Update: After @Raphael's comments, maybe a better way to word my question is this: If the presence of the empty string in a non-terminal's RHS derivation is intended to remove the non-terminal from the resulting string, why would one want to do this? In what case would it make sense to remove a non-terminal?

Original Question:

I had an assignment to create a non-deterministic derivation, which I created as follows:

\begin{align} A \rightarrow aAaBaC \ | \ aAaBc \ | \ aAaBC \ | \ aABC \ | \ d \end{align}

This I then left-factored into the following deterministic grammar:

\begin{align} A & \rightarrow aAA{'} \ | \ d \\ A' & \rightarrow aBA'' \ | \ BC \ | \ \epsilon \\ A'' & \rightarrow aC \ | \ c \ | \ C \ | \ \epsilon \end{align}

This was marked as correct by my professor.

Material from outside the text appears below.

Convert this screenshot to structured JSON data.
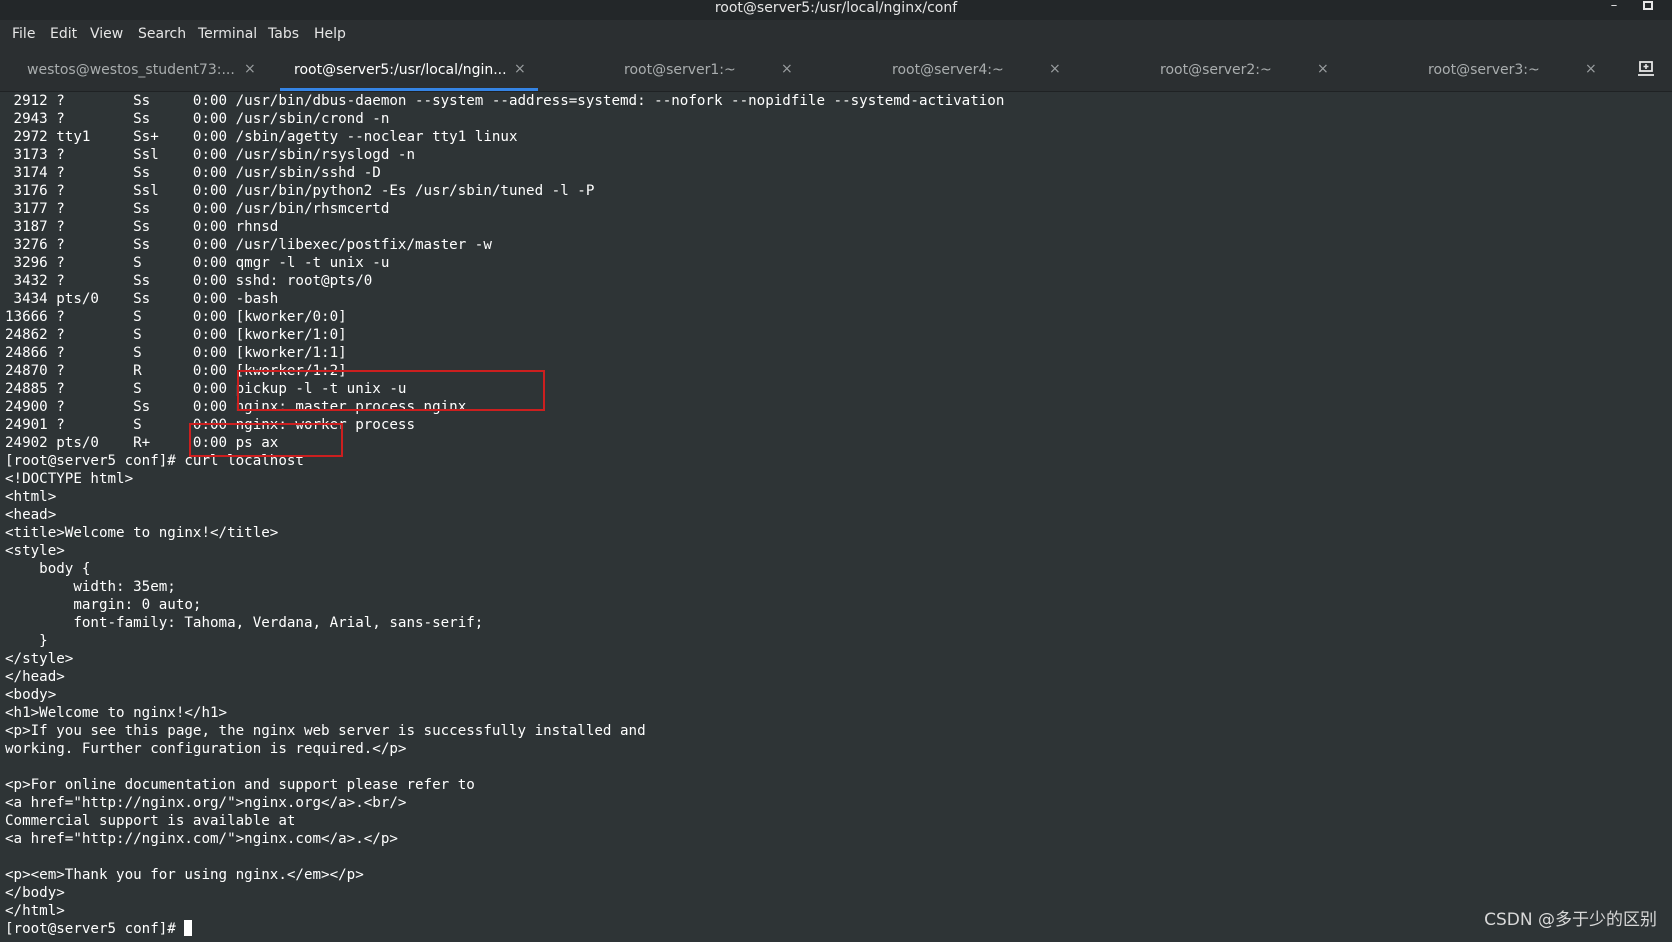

My question though is regarding the use of the empty string. I wasn't sure if including the empty string in the derivations was correct, but it was the pattern used in some examples I've seen and I followed that usage thinking that including the empty string was expected (or implied) in every factored derivation.

But when I asked the professor for clarification on that point he stated that the empty string is not implied in every derivation, and its usage has important connotations and is rarely used.

So given that:

  1. What is the importance of the empty string in CFG derivations? I read that it is used to "erase" a LHS, presumably to terminate derivation and proceed to the next derivation? But I'm not clear on if there is more to it than that.
  2. If the empty string is rarely used in a derivation or factored derivation, when is it actually meant to be used? If it should be used sparingly I'd like to have some guidance on that so I don't just litter my derivations with it.

Thank you.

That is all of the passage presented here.